Stuttgart 21: Kostenexplosion und Verzögerungen
Rechtliche Auseinandersetzungen und technische Bedenken prägen das Großprojekt

Das Großprojekt Stuttgart 21, das ursprünglich als bahnbrechende Erneuerung des Schienennetzes im Südwesten Deutschlands angepriesen wurde, steht vor erheblichen finanziellen und logistischen Herausforderungen. Die Kosten für das Projekt haben sich seit den ersten Planungen in den 1990er Jahren vervierfacht, von ursprünglich zweieinhalb Milliarden Euro auf fast zehn Milliarden Euro. Dies hat zu erheblichen Bedenken und Kontroversen geführt, insbesondere hinsichtlich der Frage, wer für die enormen Mehrkosten aufkommen wird.

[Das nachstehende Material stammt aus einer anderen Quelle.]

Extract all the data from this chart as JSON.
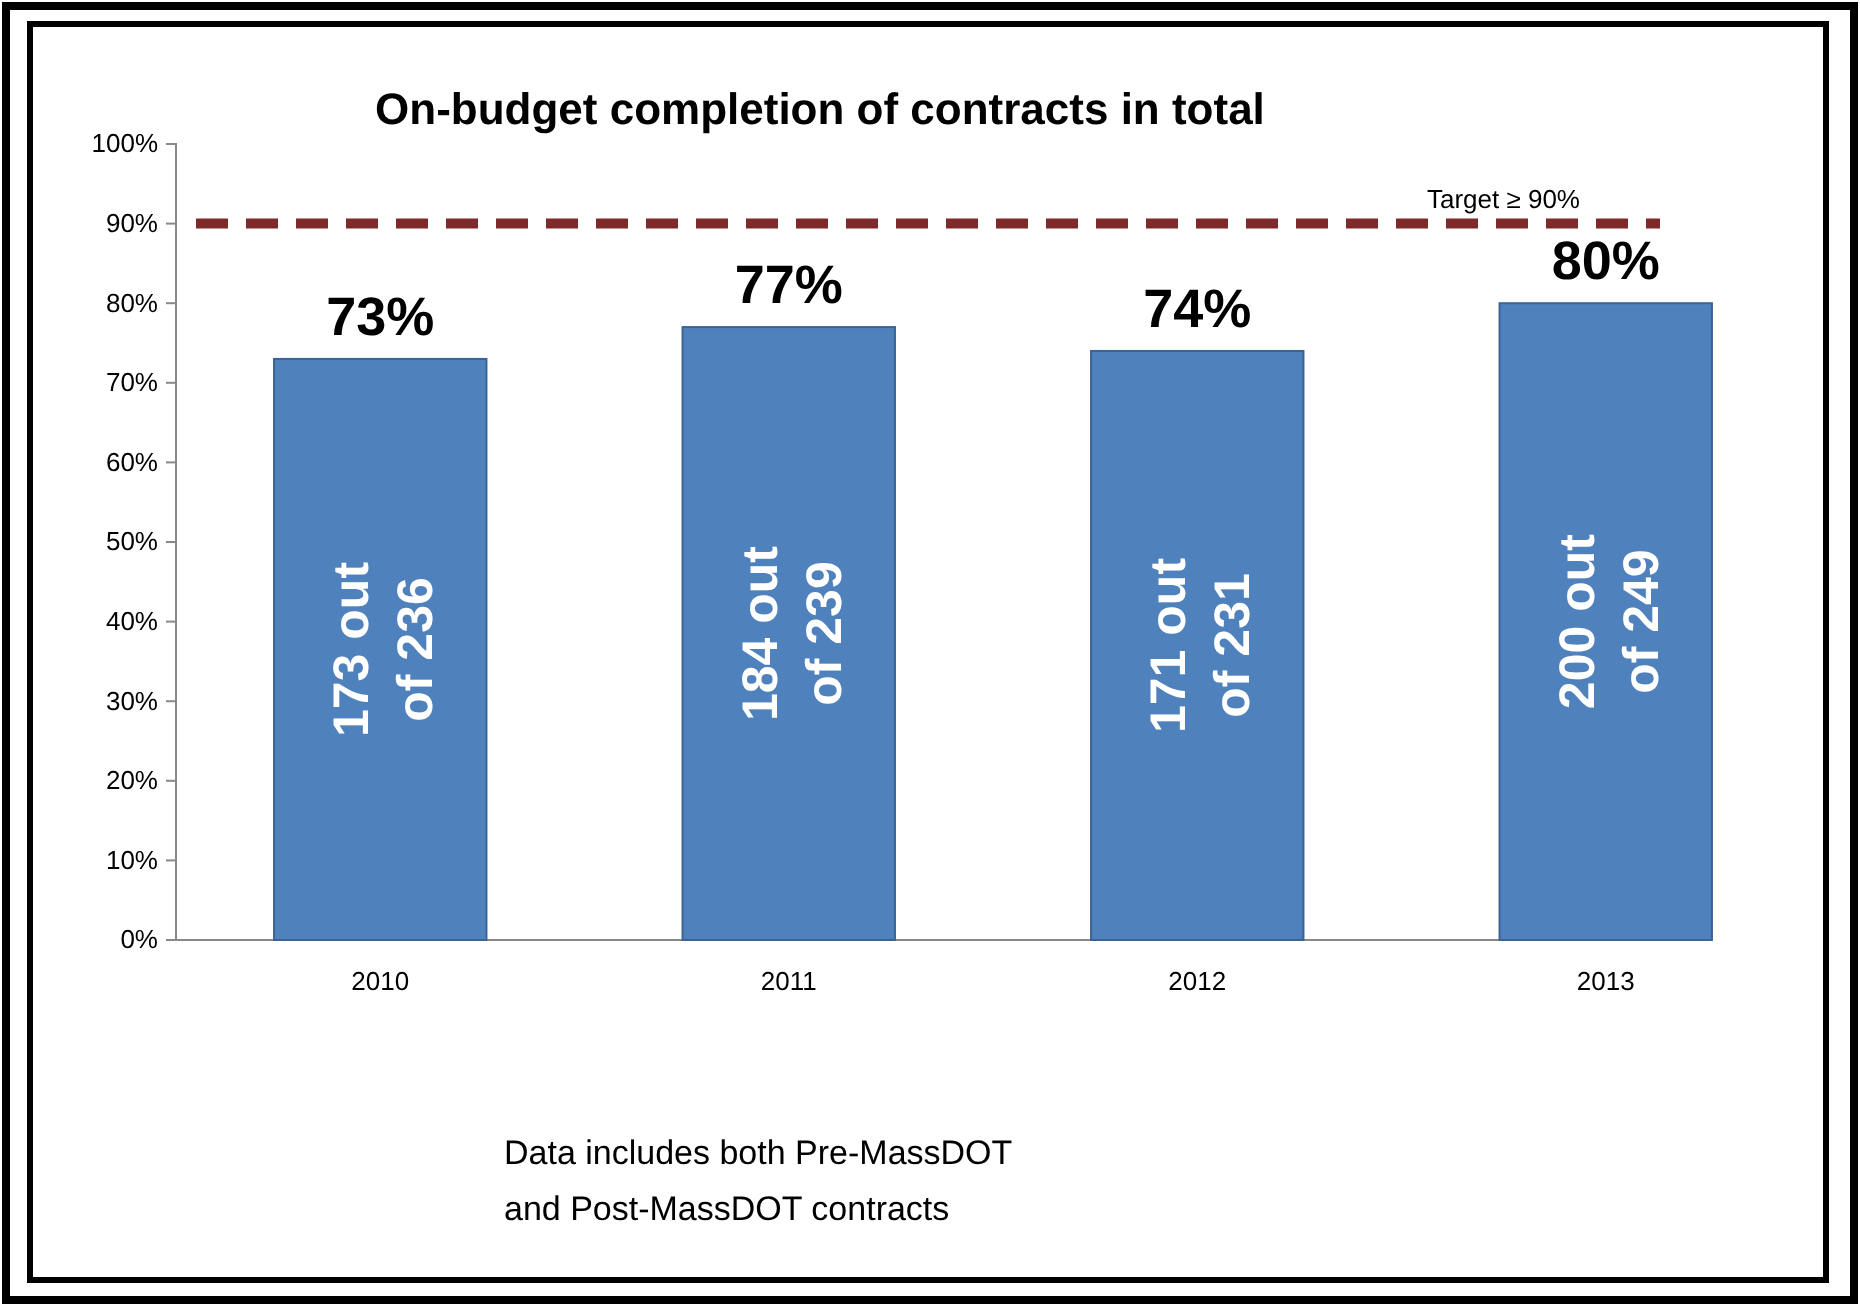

Günther Oettinger, der ehemalige Ministerpräsident von Baden-Württemberg, hatte das Projekt 2009 politisch vorangetrieben und der Bahn fast eine Milliarde Euro für den Bau zugesagt. Doch trotz dieser Zusage und der ursprünglichen Kostenschätzung von 4,5 Milliarden Euro hat das Projekt erhebliche Verzögerungen und Kostensteigerungen erlebt. Oettinger selbst räumte ein, dass man ursprünglich erwartet hatte, das Projekt bis 2015 oder 2016 abzuschließen. Nun, fast zehn Jahre später, sind diese Erwartungen weit von der Realität entfernt.
Die Debatte über die Finanzierung des Projekts hat zu rechtlichen Auseinandersetzungen geführt. Die Bahn hat gegen ihre politischen Partner, insbesondere das Land Baden-Württemberg, geklagt. Der Kern des Streits ist eine vage Klausel im Finanzierungsvertrag von 2009, die besagt, dass im Falle weiterer Kostensteigerungen Gespräche zwischen den Eisenbahn-Infrastruktur-Unternehmen und dem Land aufgenommen werden sollen. Da keine klare Regelung für solche Situationen besteht, wird erwartet, dass der Rechtsstreit sich über Jahre hinziehen und zusätzliche Millionen kosten wird.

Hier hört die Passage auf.